U.K.'s Brexit Campaign Loses Bid to Sue Elections Watchdog

(Bloomberg) -- As the U.K. Parliament braces for Tuesday’s historic Brexit vote, a very different battle over the EU referendum was being fought in a courtroom just over a mile across town.

Vote Leave, the official pro-Brexit campaign from the 2016 poll, lost a bid to sue the Electoral Commission, which said in a July report that the group broke electoral law. The commission fined Vote Leave and referred the issue to the Metropolitan Police.

Vote Leave wanted to challenge the watchdog’s decision to publish the July report, saying it published it and “embarked on publicity” about it without permission, its court filings say. Judge Jonathan Swift said in court Tuesday that he was refusing Vote Leave’s application for permission to bring the case.

The group denies wrongdoing in relation to the watchdog’s findings, and is continuing with a separate appeal against its report, a Vote Leave spokesman said outside court. “We regret” Tuesday’s verdict but “the majority of the things we’re complaining about here will be able to be brought into that appeal,” he said.
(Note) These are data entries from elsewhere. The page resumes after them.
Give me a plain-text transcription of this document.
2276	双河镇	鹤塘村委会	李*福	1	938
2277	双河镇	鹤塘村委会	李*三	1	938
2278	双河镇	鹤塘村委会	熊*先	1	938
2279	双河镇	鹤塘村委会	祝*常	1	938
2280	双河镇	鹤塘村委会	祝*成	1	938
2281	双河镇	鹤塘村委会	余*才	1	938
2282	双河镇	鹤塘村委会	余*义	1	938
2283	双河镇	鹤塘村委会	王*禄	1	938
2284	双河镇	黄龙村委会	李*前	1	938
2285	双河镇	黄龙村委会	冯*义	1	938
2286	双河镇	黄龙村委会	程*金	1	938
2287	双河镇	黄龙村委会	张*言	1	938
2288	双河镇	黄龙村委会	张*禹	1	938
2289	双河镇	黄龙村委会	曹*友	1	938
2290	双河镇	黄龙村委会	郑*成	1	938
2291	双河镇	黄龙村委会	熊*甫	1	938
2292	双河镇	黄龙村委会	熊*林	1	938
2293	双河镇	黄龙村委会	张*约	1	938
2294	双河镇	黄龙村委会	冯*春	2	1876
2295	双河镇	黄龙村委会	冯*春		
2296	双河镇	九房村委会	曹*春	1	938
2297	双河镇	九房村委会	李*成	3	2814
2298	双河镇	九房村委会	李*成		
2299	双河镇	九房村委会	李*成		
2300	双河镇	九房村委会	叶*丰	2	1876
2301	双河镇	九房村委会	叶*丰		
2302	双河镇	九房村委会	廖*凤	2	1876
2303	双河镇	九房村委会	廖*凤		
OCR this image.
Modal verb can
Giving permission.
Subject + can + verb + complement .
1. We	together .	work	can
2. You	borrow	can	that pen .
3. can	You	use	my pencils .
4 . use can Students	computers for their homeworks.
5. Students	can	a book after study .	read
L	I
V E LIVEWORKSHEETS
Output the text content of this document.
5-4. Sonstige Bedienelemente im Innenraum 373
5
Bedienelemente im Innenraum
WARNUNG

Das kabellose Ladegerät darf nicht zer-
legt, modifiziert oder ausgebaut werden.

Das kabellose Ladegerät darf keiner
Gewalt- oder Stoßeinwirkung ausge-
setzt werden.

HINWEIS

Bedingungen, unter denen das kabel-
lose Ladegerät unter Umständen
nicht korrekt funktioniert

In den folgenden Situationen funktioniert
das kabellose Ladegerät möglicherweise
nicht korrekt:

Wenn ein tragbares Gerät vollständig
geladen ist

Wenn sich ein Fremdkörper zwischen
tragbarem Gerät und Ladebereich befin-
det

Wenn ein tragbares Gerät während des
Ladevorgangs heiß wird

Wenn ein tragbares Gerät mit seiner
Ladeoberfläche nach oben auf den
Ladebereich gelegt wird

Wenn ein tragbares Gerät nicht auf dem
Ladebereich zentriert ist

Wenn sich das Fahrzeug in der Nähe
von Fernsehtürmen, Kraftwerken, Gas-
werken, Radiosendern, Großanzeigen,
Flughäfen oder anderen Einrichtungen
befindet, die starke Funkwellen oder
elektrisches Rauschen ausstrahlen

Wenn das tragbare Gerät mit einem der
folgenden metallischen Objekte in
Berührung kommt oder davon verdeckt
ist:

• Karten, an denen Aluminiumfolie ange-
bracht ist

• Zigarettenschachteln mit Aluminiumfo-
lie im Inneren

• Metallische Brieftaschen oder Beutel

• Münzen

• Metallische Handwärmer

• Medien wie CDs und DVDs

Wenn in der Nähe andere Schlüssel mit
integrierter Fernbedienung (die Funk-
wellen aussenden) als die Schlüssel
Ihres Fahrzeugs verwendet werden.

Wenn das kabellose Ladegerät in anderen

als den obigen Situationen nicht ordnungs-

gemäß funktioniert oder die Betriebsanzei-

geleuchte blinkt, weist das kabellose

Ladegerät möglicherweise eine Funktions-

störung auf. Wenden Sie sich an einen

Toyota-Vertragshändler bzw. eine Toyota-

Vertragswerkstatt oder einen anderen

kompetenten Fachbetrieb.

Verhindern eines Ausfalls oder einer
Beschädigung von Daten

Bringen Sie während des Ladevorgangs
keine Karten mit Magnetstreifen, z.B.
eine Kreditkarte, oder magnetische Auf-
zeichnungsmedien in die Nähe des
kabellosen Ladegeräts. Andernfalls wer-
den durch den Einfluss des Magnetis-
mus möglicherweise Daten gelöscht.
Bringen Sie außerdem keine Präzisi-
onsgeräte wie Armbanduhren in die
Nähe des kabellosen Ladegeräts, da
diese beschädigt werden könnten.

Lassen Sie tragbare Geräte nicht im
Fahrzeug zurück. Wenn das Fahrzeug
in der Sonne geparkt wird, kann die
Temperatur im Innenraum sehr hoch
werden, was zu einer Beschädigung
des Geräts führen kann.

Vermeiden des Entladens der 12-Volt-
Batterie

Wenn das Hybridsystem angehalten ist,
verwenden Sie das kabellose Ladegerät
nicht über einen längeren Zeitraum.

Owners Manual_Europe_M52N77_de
“Having previously questioned our right to carry out an investigation, Vote Leave is now arguing that we had no right to issue a public report into our findings,” a spokeswoman for the regulator said ahead of the hearing. “It is vital, not only that we have the freedom to investigate breaches, but that we operate in a transparent fashion and share the findings of our investigations publicly.”

The case centers on a report into what the watchdog describes as a “common plan” between Vote Leave and BeLeave, another pro-Brexit group. BeLeave spent more than 675,000 pounds ($868,000) on work from data firm Aggregate IQ, the Electoral Commission said, helping push Vote Leave over the 7 million-pound spending cap for the vote.

Darren Grimes, BeLeave’s founder, said his group denied any wrongdoing.

The Electoral Commission has separately been criticized for its dealings with the campaign. It misinterpreted EU referendum spending rules when considering payments made by the Vote Leave campaign ahead of the Brexit referendum, a London court ruled in September.